Great Lakes Business Company
| IATA | ICAO | Call sign |
| — | — | — |
- Founded: 2001
- Ceased operations: 2009
- Hubs: Kinshasa
- Focus cities: Kongolo
- Headquarters: Kinshasa, Democratic Republic of the Congo
- Key people: Douglas Mpamo

= Great Lakes Business Company =

Airline of the Democratic Republic of the Congo

Great Lakes Business Company was an airline owner/operator in the Democratic Republic of Congo.

They are on the List of air carriers banned in the European Union as well as a UN list of businesses targeted by sanctions in regard of the transport of arms and ammunition. The company is owned by Douglas Mpamo, according to the UN.

==Fleet==
The UN report lists:
- 1 – Boeing 727
- 1 – Antonov An-12
- 3 – Antonov An-32
- 1 – Let Turbolet among GLBC's aircraft they found in Goma.
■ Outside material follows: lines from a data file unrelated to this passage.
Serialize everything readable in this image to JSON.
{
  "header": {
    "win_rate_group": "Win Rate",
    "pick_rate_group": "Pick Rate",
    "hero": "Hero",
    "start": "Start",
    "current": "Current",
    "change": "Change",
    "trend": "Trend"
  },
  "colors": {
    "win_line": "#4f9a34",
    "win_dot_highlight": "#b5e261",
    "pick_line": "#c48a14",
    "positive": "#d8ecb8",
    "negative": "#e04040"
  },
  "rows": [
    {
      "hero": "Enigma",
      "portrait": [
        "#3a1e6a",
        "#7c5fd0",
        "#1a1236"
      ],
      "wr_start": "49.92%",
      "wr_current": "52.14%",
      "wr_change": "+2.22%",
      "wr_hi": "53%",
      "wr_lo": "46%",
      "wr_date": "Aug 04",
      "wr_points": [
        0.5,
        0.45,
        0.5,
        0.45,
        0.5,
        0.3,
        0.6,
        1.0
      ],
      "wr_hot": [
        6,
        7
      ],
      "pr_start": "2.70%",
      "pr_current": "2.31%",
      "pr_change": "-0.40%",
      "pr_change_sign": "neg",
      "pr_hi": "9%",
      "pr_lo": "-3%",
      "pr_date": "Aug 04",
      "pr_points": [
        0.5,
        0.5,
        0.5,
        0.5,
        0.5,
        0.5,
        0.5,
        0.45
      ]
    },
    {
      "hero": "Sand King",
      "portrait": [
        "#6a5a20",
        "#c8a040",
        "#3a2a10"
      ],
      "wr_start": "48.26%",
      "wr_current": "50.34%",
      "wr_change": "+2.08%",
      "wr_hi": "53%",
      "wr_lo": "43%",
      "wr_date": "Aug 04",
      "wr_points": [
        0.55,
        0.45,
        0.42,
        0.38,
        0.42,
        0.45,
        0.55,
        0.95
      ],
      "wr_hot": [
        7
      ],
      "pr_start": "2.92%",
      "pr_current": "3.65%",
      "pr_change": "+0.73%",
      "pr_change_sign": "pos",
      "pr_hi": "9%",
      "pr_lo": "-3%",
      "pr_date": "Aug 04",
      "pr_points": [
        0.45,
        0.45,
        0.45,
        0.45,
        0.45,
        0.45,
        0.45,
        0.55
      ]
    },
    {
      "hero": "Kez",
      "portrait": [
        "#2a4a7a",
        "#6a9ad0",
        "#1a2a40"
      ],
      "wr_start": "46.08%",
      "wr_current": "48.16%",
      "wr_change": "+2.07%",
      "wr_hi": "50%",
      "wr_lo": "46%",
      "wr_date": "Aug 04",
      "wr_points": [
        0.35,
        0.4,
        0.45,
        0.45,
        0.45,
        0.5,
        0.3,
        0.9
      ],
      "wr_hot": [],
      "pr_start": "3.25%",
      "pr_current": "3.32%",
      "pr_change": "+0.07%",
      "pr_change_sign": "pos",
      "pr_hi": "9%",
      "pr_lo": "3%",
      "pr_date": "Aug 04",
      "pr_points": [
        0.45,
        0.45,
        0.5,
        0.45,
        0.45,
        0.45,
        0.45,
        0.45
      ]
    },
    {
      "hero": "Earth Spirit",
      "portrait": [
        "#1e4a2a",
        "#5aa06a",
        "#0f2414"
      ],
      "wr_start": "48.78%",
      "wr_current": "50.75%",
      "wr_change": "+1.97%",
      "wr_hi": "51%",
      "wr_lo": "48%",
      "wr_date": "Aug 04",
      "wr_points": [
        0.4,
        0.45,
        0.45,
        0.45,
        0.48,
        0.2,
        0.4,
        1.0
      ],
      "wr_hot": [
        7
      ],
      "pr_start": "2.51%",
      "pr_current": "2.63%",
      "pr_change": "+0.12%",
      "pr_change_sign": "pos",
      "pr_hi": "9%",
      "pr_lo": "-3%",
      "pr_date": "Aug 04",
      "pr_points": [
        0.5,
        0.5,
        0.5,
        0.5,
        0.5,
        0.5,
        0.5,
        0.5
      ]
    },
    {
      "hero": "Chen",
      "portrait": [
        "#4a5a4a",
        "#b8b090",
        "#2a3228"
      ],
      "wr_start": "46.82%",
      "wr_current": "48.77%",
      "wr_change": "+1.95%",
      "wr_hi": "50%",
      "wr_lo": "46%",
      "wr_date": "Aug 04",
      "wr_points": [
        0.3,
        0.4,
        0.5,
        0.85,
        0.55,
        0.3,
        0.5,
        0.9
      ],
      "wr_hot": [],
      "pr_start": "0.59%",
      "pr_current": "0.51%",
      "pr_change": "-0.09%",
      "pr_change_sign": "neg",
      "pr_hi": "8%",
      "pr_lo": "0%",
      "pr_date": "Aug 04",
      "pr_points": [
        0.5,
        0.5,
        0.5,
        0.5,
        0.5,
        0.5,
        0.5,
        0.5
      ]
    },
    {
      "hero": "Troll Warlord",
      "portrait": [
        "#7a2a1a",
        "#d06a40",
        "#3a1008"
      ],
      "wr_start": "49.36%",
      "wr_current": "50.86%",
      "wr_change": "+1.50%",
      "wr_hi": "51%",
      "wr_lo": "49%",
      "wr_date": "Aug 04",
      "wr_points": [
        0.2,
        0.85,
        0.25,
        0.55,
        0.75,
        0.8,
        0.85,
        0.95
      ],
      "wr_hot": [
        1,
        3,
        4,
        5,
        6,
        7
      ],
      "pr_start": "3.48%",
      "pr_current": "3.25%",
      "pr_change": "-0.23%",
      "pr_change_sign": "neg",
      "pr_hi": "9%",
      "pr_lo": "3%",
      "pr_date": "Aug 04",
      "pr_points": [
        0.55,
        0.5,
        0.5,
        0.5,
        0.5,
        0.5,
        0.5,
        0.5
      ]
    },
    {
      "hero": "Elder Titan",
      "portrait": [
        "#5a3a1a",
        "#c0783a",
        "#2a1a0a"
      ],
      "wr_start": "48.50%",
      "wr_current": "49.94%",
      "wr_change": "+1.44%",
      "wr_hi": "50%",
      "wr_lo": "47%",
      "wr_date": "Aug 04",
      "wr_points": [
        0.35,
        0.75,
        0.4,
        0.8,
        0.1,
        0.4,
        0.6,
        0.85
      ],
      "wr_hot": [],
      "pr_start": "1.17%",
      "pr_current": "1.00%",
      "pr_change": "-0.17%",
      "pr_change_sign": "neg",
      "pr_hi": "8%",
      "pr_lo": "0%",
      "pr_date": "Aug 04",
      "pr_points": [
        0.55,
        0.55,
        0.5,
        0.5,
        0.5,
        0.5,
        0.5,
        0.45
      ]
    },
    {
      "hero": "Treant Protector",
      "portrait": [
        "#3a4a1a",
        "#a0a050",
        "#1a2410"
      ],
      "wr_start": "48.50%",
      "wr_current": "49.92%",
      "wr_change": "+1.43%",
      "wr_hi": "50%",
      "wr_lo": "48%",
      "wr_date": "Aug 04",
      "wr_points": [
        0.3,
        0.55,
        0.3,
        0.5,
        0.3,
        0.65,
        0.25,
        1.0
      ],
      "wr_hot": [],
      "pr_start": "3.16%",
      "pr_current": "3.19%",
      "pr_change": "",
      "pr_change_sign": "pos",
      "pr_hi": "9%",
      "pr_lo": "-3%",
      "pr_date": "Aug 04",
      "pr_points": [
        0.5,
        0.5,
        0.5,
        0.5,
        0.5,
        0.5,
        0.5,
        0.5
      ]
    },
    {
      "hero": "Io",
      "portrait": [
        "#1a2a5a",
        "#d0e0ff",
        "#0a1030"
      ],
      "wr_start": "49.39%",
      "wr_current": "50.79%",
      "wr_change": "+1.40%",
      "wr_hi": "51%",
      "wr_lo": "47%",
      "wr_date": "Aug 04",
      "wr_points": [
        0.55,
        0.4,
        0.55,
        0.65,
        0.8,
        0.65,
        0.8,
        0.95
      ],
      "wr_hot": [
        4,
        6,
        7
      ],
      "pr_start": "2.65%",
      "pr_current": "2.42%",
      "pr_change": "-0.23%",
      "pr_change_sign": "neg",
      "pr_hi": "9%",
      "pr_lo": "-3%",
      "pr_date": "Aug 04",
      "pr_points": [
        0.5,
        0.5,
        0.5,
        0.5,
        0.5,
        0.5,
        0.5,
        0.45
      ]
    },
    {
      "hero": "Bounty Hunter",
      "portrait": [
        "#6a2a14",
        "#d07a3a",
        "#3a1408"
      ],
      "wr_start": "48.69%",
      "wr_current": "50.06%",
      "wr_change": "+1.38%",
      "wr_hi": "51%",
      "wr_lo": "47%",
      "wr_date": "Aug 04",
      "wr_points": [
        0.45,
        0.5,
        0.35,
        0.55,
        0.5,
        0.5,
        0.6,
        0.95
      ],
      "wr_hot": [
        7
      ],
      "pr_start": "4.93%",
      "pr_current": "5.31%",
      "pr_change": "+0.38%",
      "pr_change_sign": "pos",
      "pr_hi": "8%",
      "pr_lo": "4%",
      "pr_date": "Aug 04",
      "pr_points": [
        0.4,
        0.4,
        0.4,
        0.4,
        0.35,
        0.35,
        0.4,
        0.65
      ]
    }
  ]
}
==Accidents and incidents==
- 26 August 2007 - In Kongolo, Democratic Republic of the Congo, 14 of 15 aboard died when an overloaded Antonov An-32B (NATO reporting name "Curl", registration 9Q-CAC) owned by Agefreco Air and operated by the Great Lakes Business Company crashed short of the runway while attempting to return to the airport after experiencing engine problems. The tin trade had become lucrative and violent when the use of lead solder was phased out of electronics for environmental reasons, and the aircraft was overloaded with nine tons of cassiterite (tin ore) and other minerals in addition to its 12 passengers and three-person crew of two Ukrainians and one Russian. The company's licence was suspended on 29 August 2007, along with the airport manager and the Kinshasa director of civil aviation, pending an inquiry.